IBA: What led you to start the National African American Insurance Association (NAAIA)?
Jerald L. Tillman: After entering the insurance business [in 1974 at Aetna], my mentor made it clear to me that if you're going to be a professional in the business, you need to be all in, so you need to be a member of your professional association. He gave all the reasons why your professional association is there to support you and give you tools necessary to be successful in the field.
At a very young age, I was elected to the local association, and then I was elected to the state association. By 1976–77, I was going to national insurance conferences, but little did I know that I would be the only African American at these conferences. [They were] 99.9% Caucasian, which was OK because I still learned a lot, but then something in my mind said, ‘This is a fantastic industry. Why am I the only one in the room?’
I knew what I'd seen the last two years did not reflect the population in America. I didn't know why – I was still young and naïve – but I said, ‘I want to diversify the industry.’ That was the spark for the National African American Insurance Association.
Initially, the long-term goal was to create a national association of African Americans in the insurance business and diversify the industry by way of business development or independent agency ownership and corporate professional leadership. I had a lot of friends who were accountants and CPAs, and there was a Black accountants association. I had friends who were attorneys, and there was a Black lawyers association, so many of the professionals I knew were members of their larger professional association, but also their association that was specifically designed to get more African Americans involved in their profession.
IBA: How did the organization evolve from there?

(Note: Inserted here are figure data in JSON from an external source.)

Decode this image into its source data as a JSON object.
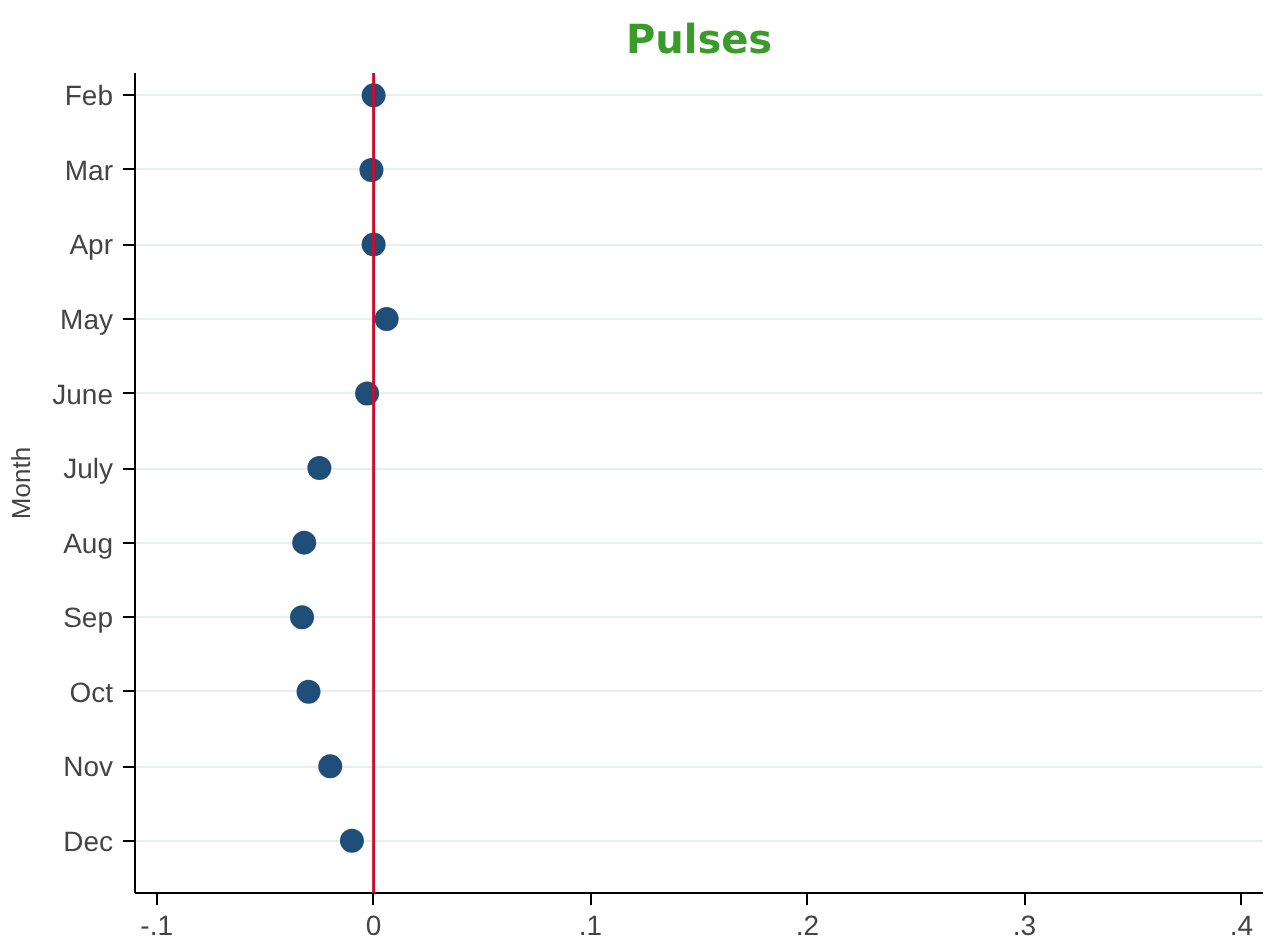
{
  "chart_data": {
    "type": "scatter",
    "title": "Pulses",
    "ylabel": "Month",
    "categories": [
      "Feb",
      "Mar",
      "Apr",
      "May",
      "June",
      "July",
      "Aug",
      "Sep",
      "Oct",
      "Nov",
      "Dec"
    ],
    "orientation": "horizontal",
    "series": [
      {
        "color": "#1f4e79",
        "values": [
          0.0,
          -0.001,
          0.0,
          0.006,
          -0.003,
          -0.025,
          -0.032,
          -0.033,
          -0.03,
          -0.02,
          -0.01
        ]
      }
    ],
    "xlim": [
      -0.11,
      0.41
    ],
    "xticks": [
      {
        "value": -0.1,
        "label": "-.1"
      },
      0,
      {
        "value": 0.1,
        "label": ".1"
      },
      {
        "value": 0.2,
        "label": ".2"
      },
      {
        "value": 0.3,
        "label": ".3"
      },
      {
        "value": 0.4,
        "label": ".4"
      }
    ],
    "ref_lines": [
      {
        "axis": "x",
        "value": 0,
        "color": "#c8102e"
      }
    ],
    "grid": "y",
    "marker": "circle"
  }
}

JT: I started by building an organization in Dayton. I was an independent agent at the time with a captive company and did a great job, so they gave me an opportunity to be a sales manager in Cincinnati. In Cincinnati, there were a few African Americans who were in the business, but there was no association. I said, ‘There's a group in Dayton; let's organize here in Cincinnati, and I'll go back and talk to the people in Dayton – maybe we can form two chapters.’

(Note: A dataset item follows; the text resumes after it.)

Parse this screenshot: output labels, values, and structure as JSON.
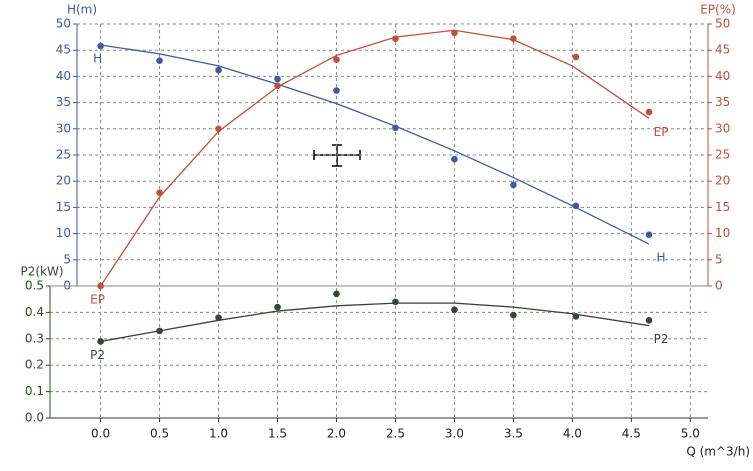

From the creation of that local association to the national association was 20 years. I honestly think a miracle happened that put us in the national spotlight, which hastened the development of the national organization. In the early ’80s, an issue in America at the time was redlining. At our first national conference, we addressed this concept. That conference got national attention, and a national insurance newspaper covered our conference and basically put it in the headline that a Black insurance group suggested that redlining is real in America – redlining [meaning] you draw a circle around the urban areas, and essentially they can't buy insurance in the area. Insurance is crucial to new development – you can't buy a house or buy a car without insurance. Redlining was an issue that prevented many people of color from purchasing homes.

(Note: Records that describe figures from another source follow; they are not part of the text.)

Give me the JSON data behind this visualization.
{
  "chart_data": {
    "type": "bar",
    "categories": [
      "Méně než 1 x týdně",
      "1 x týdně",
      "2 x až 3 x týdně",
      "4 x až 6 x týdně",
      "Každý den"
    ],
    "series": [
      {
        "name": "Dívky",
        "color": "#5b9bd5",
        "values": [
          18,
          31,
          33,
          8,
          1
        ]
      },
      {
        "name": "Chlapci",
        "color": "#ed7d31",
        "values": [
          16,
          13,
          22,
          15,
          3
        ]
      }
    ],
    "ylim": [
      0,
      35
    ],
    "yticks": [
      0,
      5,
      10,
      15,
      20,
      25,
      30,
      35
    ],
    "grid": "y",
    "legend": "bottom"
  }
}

At the end of the article, it said, “If you're interested in more information about the organization, call Jerald Tillman” and gave my phone number, which caught me off guard because I didn't know what type of reaction there would be. But after that, my phone was ringing off the hook. People from all over the country were calling [to ask me to] come help them build a chapter in their city.
I stress the fact that our focus is on African American talent development, entrepreneurship and agency development, but anybody can join our organization. Our ideal is to increase the numbers of African Americans in the insurance industry, and that's a wealth of talent that can increase corporate profits, that's a wealth of talent in terms of agency ownership and business development, and that's what we're charged to do as an organization.
IBA: Since founding NAAIA, how have you seen diverse representation evolve in insurance?
JT: The insurance industry is very slow to change. We have diversity and inclusion professionals who are NAAIA members and represent many of the largest insurance corporations in the United States, so we are on the front lines, and there's been progress. However, we have to maintain this commitment to diversity in order to maintain the progress that has been made in the past and to continue the progress moving forward. It's still very challenging, and we're prepared for that challenge.